Kosovo gives Türkiye another bridge between UN and NATO security work. KFOR is not a UN mission. It is the NATO-led Kosovo Force, operating under the mandate of United Nations Security Council Resolution 1244. UNMIK remains the UN mission in Kosovo. Lacroix referred to cooperation around Kosovo, including interaction with KFOR and UNMIK, as part of the wider peace and security environment.

That distinction matters for Türkiye. Ankara is a contributor to KFOR and currently has a Turkish general, Major General Özkan Ulutaş, commanding the NATO-led mission.

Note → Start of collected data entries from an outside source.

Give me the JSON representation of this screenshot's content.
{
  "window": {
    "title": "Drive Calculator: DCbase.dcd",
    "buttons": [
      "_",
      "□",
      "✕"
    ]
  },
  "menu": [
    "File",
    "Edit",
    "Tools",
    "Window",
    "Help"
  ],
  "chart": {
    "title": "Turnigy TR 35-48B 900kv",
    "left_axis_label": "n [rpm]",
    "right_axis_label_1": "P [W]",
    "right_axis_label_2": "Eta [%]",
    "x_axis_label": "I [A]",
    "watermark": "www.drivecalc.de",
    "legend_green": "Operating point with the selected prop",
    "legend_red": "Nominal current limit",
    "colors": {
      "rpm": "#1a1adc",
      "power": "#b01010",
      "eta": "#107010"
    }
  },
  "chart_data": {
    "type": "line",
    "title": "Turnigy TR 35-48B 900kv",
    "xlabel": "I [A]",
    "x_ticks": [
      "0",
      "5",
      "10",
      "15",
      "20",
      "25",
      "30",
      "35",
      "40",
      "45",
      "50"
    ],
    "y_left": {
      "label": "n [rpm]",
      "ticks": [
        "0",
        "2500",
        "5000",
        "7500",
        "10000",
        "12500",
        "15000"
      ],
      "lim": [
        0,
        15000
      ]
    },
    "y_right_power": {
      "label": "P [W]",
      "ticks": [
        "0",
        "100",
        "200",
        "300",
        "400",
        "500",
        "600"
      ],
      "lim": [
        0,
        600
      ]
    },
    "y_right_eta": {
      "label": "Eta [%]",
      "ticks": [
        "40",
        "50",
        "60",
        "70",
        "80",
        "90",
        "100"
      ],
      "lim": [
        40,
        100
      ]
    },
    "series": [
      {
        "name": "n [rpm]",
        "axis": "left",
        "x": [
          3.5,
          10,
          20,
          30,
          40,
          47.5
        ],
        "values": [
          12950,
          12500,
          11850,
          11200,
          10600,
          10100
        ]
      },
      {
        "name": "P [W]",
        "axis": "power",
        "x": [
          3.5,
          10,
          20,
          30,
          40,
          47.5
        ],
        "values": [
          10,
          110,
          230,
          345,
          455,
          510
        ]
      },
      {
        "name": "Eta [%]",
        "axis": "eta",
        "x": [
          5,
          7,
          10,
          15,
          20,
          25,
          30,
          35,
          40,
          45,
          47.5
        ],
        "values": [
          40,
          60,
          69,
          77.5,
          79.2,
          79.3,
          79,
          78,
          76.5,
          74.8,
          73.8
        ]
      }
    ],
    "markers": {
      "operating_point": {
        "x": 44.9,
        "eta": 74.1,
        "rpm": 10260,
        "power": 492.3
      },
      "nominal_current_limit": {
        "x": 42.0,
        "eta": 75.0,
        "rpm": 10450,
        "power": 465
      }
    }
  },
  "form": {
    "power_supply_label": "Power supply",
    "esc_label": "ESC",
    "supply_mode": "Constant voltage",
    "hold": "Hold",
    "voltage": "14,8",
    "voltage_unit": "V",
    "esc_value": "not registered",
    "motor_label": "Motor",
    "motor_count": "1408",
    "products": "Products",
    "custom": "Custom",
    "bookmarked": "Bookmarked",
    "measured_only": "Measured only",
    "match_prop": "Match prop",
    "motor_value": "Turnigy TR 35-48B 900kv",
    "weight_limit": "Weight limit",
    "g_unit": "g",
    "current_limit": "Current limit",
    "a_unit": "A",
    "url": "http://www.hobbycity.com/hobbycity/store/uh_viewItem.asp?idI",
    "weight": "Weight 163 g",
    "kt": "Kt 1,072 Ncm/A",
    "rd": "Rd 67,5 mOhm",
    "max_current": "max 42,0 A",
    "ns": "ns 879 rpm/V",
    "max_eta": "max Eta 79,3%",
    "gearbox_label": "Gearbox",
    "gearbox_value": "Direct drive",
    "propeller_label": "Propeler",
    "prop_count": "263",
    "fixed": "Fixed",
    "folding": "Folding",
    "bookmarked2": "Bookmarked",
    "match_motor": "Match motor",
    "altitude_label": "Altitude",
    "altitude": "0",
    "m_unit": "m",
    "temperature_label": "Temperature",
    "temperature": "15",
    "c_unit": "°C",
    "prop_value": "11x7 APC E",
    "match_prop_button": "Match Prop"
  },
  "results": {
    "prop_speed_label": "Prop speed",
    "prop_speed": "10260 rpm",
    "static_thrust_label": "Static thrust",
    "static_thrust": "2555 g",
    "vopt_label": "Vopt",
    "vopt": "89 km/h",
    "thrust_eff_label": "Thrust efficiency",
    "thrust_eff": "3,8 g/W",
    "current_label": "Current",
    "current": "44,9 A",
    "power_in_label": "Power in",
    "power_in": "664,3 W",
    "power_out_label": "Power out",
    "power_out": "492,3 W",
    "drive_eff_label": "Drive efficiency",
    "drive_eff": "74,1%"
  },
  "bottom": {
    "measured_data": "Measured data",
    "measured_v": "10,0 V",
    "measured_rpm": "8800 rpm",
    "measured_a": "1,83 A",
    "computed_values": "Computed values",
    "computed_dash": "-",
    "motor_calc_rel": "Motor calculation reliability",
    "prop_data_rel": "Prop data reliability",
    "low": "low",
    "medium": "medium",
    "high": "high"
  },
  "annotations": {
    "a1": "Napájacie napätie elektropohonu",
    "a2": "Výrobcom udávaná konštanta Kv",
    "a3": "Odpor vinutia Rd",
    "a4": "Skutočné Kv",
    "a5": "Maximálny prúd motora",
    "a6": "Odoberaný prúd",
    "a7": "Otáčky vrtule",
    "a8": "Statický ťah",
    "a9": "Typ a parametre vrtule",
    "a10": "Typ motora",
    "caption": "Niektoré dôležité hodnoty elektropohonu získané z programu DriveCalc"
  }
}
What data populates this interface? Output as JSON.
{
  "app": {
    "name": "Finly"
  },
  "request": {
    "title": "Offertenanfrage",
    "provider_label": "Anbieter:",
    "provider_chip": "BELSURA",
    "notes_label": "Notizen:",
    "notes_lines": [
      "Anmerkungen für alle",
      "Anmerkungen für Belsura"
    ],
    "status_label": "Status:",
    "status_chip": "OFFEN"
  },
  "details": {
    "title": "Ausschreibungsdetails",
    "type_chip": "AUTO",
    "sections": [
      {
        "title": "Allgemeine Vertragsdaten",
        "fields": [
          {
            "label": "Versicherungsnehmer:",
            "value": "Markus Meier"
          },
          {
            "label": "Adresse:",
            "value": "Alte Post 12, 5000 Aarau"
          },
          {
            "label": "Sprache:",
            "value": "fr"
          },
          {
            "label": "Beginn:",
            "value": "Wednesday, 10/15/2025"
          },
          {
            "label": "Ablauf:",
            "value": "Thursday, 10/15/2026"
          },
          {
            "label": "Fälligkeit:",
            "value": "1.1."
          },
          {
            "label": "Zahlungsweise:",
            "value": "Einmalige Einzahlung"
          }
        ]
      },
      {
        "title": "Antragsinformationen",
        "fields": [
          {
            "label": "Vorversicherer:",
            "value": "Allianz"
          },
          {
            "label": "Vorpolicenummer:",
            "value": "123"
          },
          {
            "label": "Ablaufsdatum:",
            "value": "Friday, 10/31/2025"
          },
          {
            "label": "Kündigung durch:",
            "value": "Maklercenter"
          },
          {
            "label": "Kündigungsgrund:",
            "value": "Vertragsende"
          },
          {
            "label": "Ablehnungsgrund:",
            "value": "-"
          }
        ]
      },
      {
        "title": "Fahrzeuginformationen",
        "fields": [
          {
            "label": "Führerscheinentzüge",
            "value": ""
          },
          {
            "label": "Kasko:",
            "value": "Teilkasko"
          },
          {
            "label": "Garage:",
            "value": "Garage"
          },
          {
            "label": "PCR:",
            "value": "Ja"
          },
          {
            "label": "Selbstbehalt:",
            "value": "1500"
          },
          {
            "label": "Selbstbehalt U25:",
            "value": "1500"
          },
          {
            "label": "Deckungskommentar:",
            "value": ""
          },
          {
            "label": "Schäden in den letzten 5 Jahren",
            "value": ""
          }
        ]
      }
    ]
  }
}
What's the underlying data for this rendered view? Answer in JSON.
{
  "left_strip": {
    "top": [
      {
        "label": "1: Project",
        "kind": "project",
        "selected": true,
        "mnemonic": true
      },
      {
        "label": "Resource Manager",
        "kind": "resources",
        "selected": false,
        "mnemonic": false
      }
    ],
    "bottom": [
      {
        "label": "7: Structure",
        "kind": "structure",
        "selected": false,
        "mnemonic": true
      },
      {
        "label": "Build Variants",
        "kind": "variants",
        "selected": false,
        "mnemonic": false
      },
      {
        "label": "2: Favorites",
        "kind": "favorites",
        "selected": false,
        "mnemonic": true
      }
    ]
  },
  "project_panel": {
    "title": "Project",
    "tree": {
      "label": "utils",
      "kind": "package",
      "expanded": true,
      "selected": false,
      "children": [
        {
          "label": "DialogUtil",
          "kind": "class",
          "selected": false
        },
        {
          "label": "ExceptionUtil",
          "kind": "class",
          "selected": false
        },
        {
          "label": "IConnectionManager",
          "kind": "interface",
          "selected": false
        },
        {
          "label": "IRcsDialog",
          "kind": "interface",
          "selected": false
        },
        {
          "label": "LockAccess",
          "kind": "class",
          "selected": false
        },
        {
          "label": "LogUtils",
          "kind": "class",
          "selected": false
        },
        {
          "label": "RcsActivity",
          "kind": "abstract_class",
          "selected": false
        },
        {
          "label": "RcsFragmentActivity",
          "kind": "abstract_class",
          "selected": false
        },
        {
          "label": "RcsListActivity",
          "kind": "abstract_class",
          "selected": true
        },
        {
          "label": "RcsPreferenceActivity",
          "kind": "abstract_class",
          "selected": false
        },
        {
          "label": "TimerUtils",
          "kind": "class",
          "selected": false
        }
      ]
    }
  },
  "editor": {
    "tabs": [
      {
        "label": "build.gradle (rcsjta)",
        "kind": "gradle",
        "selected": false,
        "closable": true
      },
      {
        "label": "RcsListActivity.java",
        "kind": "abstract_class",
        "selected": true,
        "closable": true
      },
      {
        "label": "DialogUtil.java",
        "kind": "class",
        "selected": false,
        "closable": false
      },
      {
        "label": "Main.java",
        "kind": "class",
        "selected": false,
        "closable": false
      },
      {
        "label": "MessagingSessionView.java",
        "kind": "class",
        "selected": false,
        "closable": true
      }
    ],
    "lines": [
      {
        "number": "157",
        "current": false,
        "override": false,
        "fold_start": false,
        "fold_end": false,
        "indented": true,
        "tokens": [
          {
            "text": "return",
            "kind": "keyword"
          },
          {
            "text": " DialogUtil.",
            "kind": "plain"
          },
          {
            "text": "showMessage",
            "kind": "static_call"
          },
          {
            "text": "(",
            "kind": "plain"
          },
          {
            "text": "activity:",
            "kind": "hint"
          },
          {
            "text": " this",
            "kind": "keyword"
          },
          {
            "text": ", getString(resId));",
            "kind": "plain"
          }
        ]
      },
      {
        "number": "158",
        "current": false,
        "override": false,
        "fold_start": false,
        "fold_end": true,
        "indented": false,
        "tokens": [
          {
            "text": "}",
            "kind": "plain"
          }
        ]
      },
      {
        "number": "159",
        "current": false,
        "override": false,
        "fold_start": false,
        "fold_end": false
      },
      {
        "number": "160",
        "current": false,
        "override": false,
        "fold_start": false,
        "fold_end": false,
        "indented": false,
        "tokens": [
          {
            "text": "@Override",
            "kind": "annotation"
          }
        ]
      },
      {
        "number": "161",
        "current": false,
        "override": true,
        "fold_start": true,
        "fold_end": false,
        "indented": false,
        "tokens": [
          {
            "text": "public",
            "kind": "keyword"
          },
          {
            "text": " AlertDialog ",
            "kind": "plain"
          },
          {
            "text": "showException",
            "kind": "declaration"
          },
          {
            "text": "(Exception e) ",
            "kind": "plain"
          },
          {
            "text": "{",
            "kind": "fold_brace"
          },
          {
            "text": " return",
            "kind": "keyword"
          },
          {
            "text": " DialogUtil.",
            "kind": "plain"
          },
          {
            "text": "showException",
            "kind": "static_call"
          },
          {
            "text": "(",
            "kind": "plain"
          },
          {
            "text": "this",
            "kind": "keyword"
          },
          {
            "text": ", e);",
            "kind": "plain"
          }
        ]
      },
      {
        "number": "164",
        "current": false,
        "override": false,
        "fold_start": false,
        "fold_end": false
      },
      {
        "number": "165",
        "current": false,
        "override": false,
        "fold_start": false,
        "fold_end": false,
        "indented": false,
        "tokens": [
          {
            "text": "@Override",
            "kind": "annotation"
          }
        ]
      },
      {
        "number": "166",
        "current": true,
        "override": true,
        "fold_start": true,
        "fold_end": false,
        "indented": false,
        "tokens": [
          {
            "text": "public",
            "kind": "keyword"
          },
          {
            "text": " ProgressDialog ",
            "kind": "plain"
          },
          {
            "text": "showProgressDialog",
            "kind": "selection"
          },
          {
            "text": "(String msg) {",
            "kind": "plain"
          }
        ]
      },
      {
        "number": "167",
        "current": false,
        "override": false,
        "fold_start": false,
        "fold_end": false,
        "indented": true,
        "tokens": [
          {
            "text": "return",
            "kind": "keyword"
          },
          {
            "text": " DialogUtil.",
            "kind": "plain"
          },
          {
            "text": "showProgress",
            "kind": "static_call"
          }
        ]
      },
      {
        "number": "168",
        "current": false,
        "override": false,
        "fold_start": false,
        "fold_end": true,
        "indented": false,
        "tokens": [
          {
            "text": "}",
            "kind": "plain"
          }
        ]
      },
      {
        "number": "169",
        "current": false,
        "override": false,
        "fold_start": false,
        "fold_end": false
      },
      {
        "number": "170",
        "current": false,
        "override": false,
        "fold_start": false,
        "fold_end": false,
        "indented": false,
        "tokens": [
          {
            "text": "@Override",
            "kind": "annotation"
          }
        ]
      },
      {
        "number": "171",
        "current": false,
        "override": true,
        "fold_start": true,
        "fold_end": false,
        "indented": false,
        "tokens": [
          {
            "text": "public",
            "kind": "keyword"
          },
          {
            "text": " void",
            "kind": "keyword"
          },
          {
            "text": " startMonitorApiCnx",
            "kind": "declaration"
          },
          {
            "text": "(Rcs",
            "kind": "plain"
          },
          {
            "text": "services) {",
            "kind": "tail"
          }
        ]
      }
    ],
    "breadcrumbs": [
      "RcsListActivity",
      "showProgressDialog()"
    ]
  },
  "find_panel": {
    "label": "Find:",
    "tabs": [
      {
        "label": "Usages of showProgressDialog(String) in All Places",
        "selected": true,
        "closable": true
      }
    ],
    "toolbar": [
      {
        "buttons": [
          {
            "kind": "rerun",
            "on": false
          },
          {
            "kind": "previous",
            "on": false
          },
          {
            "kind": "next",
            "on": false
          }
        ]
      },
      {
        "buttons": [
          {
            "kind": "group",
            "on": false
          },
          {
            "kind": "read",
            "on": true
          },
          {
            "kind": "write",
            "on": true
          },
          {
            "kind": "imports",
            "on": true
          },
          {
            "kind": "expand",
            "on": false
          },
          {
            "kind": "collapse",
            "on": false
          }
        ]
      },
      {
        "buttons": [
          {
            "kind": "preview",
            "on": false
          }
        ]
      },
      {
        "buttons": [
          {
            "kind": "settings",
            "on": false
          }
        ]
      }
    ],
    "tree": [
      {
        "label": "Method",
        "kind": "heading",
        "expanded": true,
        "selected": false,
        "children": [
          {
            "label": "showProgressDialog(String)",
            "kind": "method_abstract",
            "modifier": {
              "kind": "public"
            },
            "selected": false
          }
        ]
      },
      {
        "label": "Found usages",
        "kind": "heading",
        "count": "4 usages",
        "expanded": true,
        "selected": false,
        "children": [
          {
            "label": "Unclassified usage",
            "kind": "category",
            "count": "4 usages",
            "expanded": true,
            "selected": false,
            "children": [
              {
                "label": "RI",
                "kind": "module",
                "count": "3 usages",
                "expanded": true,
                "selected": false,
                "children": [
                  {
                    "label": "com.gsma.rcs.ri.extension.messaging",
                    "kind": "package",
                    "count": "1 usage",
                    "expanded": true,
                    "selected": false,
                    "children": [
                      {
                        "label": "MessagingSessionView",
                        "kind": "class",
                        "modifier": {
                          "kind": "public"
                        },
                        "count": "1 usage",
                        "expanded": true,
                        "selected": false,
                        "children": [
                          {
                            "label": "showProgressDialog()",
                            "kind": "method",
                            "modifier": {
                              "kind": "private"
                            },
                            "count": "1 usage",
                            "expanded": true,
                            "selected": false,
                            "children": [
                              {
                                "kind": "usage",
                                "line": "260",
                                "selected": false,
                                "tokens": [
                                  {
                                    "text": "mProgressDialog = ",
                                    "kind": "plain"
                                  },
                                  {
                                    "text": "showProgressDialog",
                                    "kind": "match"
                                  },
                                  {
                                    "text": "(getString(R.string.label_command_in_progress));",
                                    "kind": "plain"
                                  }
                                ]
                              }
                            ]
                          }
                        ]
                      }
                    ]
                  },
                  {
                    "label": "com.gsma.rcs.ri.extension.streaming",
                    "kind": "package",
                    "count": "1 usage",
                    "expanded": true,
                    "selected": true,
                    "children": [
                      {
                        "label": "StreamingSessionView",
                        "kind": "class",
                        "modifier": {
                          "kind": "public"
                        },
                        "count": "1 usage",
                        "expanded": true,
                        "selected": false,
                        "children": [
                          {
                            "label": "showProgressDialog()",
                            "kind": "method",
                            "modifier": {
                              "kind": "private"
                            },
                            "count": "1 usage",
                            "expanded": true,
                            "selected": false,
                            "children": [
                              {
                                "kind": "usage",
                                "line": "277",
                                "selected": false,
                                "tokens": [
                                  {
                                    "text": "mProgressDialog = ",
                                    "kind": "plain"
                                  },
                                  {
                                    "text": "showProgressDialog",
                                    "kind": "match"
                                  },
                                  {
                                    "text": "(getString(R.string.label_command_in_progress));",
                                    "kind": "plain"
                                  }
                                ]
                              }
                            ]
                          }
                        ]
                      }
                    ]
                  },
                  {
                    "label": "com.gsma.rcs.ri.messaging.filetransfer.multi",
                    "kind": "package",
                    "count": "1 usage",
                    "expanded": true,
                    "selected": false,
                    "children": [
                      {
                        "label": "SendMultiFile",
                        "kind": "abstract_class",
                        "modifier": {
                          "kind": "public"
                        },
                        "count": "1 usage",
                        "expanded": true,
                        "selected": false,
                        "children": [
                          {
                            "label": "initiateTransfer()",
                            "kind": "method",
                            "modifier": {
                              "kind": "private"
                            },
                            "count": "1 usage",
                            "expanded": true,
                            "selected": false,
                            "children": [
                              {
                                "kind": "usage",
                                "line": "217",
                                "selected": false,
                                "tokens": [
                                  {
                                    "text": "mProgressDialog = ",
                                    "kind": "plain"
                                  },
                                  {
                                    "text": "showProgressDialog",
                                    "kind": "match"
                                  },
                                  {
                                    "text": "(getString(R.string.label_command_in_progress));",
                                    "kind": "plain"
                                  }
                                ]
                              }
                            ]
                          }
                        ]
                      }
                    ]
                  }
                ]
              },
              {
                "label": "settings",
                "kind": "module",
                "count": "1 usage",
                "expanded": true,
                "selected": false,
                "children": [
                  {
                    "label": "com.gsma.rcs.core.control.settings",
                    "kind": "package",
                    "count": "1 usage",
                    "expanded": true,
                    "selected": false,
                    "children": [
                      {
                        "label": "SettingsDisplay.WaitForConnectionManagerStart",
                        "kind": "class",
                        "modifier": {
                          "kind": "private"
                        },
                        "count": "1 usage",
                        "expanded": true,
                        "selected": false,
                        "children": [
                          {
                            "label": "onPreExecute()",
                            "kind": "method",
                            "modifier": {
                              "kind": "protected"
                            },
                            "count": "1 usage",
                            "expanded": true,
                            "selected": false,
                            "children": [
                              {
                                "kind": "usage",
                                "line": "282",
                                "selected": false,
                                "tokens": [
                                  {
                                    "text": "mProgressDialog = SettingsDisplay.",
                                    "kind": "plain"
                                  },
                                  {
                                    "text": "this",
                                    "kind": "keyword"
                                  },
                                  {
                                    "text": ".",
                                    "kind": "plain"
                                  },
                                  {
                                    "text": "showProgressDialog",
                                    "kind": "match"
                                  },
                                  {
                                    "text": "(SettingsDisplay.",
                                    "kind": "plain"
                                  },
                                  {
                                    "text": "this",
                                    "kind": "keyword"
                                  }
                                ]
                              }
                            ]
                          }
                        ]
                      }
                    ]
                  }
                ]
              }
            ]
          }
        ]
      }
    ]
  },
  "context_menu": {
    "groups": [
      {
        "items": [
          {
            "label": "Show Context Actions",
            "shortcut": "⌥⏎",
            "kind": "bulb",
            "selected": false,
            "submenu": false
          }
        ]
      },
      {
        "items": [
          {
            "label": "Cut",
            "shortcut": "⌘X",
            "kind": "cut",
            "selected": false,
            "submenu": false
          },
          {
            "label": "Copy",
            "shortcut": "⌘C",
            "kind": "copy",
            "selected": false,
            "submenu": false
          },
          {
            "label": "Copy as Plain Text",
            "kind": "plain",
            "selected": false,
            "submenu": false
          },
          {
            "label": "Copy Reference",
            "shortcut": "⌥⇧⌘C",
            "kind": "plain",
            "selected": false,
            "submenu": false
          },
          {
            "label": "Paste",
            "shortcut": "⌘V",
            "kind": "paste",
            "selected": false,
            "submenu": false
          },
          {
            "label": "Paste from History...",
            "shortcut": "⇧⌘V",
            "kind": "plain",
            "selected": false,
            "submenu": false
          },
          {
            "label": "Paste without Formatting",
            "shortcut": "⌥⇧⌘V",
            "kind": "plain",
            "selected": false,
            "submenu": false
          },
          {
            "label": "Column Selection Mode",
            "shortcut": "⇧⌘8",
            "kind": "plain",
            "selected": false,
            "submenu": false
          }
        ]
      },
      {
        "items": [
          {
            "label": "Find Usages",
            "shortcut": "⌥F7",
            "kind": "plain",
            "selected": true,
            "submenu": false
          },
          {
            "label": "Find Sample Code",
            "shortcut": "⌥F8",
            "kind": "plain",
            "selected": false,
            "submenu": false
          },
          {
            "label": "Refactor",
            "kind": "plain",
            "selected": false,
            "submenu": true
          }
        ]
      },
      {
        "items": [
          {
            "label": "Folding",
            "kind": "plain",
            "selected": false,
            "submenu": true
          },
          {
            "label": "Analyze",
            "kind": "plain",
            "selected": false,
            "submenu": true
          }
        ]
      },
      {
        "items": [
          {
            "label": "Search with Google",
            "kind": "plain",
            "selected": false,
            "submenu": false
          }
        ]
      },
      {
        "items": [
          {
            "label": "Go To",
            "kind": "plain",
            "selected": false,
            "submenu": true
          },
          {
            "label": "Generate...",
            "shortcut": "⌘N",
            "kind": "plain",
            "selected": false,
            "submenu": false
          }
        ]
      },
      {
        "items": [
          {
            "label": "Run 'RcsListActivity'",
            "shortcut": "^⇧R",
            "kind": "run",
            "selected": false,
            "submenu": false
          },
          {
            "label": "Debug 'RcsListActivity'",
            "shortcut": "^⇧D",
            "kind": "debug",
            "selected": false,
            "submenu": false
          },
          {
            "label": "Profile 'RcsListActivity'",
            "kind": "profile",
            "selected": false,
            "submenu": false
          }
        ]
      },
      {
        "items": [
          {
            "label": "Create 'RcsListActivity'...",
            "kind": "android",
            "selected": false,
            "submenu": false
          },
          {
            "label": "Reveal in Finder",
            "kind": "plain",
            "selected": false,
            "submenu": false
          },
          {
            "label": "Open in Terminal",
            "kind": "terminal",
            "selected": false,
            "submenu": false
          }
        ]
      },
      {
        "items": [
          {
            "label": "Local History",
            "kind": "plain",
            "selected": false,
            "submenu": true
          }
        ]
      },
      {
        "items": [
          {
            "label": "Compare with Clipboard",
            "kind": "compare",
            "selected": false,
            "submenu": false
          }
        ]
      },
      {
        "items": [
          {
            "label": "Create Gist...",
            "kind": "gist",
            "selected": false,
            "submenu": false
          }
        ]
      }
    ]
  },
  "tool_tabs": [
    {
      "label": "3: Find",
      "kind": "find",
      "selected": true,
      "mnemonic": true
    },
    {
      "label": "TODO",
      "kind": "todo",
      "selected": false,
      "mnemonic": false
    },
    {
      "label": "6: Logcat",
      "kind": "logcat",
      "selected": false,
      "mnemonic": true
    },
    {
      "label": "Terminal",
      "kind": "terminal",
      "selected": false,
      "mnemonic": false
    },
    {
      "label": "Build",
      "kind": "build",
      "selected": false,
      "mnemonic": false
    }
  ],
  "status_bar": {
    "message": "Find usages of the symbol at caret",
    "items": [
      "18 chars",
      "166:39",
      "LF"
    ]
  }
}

The Kosovo file recently highlighted Türkiye's visible Balkan security role after a Turkish KFOR commander kept the Serbian military channel open on Kosovo security, even as Ankara's defence support for Pristina has drawn criticism from Belgrade.

The UN visit also follows Secretary-General António Guterres' March 2026 trip to Türkiye, where he met President Recep Tayyip Erdoğan and Foreign Minister Hakan Fidan. That visit covered Middle East developments, the Cyprus file and Türkiye's preparations to host COP31, while Guterres received the Atatürk International Peace Award from Erdoğan.

The broader UN-Türkiye relationship has also been formalised through the Sustainable Development Cooperation Framework for 2026 to 2030, signed in Ankara in November 2025. The framework creates a five-year structure for cooperation across development, humanitarian and peace-related tracks.

For Ankara, the opportunity is clear. Türkiye can present itself not only as a troop contributor, but as a peacekeeping capacity provider with police training, maritime security experience, digital tools, defence industry capabilities and operational experience in NATO missions.

The practical test will be whether the UN and Türkiye can turn Lacroix's message into specific programs. More Turkish personnel in UN missions would be one measure. Larger training packages, police deployments, technology support and stronger links between UN peacebuilding work and NATO-led stabilisation experience may prove just as important.